- 2 large eggplants, sliced into 1 cm thick rounds
- 1/4 cup olive oil, divided
- 1 large brown onion, diced
- 200g mushrooms, diced
- 1 tbsp tomato paste (no added salt)
- 1 x 400 g tin crushed or chopped tomatoes
- 2 x 400 g tin brown lentils, drained
- 1/2 cup water
- 1 tsp dried oregano leaves
- salt & pepper
- 1/2 cup So Good™ Unsweetened Almond Milk
- 200g reduced fat ricotta cheese
- 50g feta cheese, crumbled
- 1 tbsp pine nuts
- Preheat oven to 200°C. Line a large oven tray with baking paper.
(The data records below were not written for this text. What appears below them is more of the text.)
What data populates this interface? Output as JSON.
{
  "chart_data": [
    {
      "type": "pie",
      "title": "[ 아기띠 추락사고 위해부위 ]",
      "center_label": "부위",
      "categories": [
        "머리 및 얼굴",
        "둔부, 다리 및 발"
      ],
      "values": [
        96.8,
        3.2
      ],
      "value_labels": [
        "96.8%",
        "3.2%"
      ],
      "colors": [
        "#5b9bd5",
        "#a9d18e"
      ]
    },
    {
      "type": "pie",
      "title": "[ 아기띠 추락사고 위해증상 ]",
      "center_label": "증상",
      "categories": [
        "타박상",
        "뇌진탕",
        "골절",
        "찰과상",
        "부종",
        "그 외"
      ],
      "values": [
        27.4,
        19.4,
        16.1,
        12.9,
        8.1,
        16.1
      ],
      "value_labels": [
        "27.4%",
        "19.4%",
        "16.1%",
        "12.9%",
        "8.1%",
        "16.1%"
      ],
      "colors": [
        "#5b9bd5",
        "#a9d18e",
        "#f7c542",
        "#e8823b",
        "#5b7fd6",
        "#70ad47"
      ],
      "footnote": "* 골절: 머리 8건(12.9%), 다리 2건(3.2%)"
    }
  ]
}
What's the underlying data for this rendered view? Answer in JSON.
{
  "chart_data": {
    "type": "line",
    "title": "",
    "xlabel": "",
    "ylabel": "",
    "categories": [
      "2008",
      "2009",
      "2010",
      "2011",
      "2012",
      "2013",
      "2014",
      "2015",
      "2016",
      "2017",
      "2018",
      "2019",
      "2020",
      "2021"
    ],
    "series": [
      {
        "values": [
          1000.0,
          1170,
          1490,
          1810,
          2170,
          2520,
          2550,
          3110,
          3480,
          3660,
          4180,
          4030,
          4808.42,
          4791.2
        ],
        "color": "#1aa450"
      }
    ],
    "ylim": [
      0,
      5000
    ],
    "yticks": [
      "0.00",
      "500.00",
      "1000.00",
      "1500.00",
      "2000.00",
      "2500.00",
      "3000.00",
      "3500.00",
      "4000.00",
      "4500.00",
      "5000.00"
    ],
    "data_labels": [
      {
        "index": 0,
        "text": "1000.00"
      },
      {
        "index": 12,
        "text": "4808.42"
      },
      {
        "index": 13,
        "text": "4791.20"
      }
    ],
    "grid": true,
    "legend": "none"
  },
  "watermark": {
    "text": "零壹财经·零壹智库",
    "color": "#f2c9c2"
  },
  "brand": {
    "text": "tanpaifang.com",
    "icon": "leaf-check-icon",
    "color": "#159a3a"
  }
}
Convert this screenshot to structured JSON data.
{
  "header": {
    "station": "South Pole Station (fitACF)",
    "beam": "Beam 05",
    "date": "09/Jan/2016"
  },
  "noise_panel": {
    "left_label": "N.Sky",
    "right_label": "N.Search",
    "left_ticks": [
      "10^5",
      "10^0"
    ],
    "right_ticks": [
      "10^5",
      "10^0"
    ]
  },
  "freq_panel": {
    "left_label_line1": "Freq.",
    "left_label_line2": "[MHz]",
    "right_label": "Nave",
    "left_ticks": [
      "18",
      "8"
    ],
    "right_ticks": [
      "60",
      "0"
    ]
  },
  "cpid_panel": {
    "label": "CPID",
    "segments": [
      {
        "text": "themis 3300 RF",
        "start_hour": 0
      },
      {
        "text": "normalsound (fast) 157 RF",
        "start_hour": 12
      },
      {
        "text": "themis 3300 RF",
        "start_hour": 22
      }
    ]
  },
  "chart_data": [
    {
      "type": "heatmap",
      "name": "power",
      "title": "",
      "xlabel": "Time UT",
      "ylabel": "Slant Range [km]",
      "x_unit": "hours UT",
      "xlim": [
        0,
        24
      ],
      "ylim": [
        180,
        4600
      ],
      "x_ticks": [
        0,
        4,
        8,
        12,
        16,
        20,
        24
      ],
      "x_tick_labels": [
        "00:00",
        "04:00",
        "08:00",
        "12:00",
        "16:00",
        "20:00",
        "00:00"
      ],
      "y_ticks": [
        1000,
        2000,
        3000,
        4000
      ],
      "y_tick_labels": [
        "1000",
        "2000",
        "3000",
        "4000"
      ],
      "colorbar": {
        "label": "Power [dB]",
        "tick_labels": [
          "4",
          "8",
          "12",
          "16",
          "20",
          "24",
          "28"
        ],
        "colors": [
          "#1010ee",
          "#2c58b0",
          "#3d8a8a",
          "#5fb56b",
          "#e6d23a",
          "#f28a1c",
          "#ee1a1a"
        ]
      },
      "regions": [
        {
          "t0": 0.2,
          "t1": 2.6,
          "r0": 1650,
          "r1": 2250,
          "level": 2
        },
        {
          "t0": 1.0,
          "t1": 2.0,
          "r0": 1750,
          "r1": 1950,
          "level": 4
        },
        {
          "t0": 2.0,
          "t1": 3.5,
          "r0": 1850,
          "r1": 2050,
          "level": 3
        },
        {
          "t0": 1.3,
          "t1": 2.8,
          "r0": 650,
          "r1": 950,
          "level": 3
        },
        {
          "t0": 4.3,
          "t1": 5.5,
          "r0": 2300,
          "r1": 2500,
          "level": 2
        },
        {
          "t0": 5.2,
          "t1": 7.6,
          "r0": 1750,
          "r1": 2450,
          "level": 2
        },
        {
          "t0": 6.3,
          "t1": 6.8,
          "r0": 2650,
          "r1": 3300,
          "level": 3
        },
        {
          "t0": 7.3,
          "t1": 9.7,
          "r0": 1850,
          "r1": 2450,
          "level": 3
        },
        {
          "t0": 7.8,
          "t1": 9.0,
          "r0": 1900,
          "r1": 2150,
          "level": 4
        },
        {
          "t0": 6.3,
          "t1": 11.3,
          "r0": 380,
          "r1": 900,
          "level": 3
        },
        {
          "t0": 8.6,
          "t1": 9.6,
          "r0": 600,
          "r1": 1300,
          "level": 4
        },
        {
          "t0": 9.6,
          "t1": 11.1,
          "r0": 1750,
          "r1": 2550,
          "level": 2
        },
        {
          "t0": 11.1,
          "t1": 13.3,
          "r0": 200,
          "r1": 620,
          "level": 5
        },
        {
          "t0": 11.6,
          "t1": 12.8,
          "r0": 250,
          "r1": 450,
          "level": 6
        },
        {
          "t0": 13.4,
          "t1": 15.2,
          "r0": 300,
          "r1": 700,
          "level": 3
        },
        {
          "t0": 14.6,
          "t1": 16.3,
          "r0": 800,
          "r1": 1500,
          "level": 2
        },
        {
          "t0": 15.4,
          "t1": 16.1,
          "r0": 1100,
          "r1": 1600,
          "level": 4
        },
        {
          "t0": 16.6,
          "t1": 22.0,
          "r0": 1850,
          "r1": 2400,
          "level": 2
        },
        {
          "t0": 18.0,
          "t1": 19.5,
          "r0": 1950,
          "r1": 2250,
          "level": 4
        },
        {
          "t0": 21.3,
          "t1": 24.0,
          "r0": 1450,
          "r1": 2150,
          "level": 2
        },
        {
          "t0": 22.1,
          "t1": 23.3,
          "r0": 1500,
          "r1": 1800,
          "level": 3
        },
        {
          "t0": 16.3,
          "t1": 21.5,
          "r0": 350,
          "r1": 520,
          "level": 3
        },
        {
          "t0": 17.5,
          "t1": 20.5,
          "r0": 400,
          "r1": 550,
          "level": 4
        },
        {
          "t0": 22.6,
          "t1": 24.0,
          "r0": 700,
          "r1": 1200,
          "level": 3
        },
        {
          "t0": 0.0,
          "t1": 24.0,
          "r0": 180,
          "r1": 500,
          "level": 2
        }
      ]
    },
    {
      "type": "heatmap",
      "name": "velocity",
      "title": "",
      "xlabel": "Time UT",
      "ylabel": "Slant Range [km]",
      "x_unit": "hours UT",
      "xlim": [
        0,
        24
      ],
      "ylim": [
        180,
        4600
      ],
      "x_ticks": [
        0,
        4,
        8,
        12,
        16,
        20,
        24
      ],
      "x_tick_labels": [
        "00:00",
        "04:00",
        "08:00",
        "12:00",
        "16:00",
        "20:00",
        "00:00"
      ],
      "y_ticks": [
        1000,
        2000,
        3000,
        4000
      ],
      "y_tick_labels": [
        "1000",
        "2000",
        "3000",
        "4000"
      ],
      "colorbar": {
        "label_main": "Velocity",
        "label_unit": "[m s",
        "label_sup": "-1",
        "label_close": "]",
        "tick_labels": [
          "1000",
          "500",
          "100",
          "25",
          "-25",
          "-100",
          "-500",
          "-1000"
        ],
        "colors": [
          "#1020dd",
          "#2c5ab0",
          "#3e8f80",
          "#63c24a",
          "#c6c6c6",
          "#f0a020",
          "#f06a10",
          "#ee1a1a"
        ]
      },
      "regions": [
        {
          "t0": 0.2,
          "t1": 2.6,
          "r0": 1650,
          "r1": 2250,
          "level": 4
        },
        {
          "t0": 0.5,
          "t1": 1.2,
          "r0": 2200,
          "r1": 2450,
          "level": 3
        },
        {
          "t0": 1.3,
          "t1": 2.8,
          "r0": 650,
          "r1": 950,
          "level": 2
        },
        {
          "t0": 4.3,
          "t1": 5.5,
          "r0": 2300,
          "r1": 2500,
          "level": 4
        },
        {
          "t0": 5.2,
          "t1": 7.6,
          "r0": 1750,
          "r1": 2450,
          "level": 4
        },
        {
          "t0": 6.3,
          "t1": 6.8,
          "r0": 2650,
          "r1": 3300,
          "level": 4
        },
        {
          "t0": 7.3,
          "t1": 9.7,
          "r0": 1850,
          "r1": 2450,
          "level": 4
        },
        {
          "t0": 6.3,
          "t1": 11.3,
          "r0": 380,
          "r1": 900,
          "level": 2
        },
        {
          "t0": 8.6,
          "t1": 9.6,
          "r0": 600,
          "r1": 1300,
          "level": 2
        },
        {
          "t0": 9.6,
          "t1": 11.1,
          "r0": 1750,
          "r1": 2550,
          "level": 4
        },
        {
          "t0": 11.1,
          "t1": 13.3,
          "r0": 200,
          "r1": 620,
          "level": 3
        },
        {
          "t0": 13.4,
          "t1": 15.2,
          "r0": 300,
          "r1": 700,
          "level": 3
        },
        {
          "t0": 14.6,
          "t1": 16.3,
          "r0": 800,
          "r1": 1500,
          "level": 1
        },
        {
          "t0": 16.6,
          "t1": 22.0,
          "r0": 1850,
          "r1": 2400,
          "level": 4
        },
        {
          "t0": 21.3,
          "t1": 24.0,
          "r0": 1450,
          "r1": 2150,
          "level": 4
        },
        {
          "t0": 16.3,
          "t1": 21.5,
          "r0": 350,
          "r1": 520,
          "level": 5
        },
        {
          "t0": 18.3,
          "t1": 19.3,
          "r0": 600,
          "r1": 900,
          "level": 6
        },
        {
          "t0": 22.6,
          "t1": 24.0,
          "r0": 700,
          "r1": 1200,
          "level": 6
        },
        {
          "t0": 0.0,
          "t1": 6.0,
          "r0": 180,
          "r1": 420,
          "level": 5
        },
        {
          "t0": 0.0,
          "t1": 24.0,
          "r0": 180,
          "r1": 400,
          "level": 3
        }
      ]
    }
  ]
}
Combine So Good almond milk, ricotta and feta cheese in a small bowl, mashing with a fork until smooth, and set aside.
- Arrange eggplant slices in a single layer on the prepared tray, brush slices on both sides with 2 tbsp of the oil. Bake for 20-25 minutes until golden and tender, flipping slices after 10 minutes.
- While the eggplant roasts, drizzle remaining oil (1 tbsp) into a large saucepan over medium heat. Add onion and sauté for 2-3 minutes until starting to soften. Add mushrooms and sauté a further 4-5 minutes. Stir through tomato paste.
- Add lentils, tinned tomato, water, and oregano and stir well. Cover, reduce heat to low, and simmer for 20 minutes. Season to taste with salt and pepper.
- Spoon half of the lentil mixture into the base of a large baking dish. Layer half of the roasted eggplant on top. Repeat with remaining sauce and eggplant. Spoon ricotta mixture over final eggplant layer and smooth surface. Sprinkle with pine nuts.
- Bake for 20 minutes until topping is golden and filling is bubbling. Cool in pan for 10 minutes before serving.
- Store leftovers in the fridge and re-heat for a quick lunch.
- Ricotta topping can be replaced with a traditional béchamel white-sauce, if preferred.
- If your ricotta is dry, or if the topping mixture seems too thick, stir through an extra tablespoon or two of milk. Topping can also be blended smooth.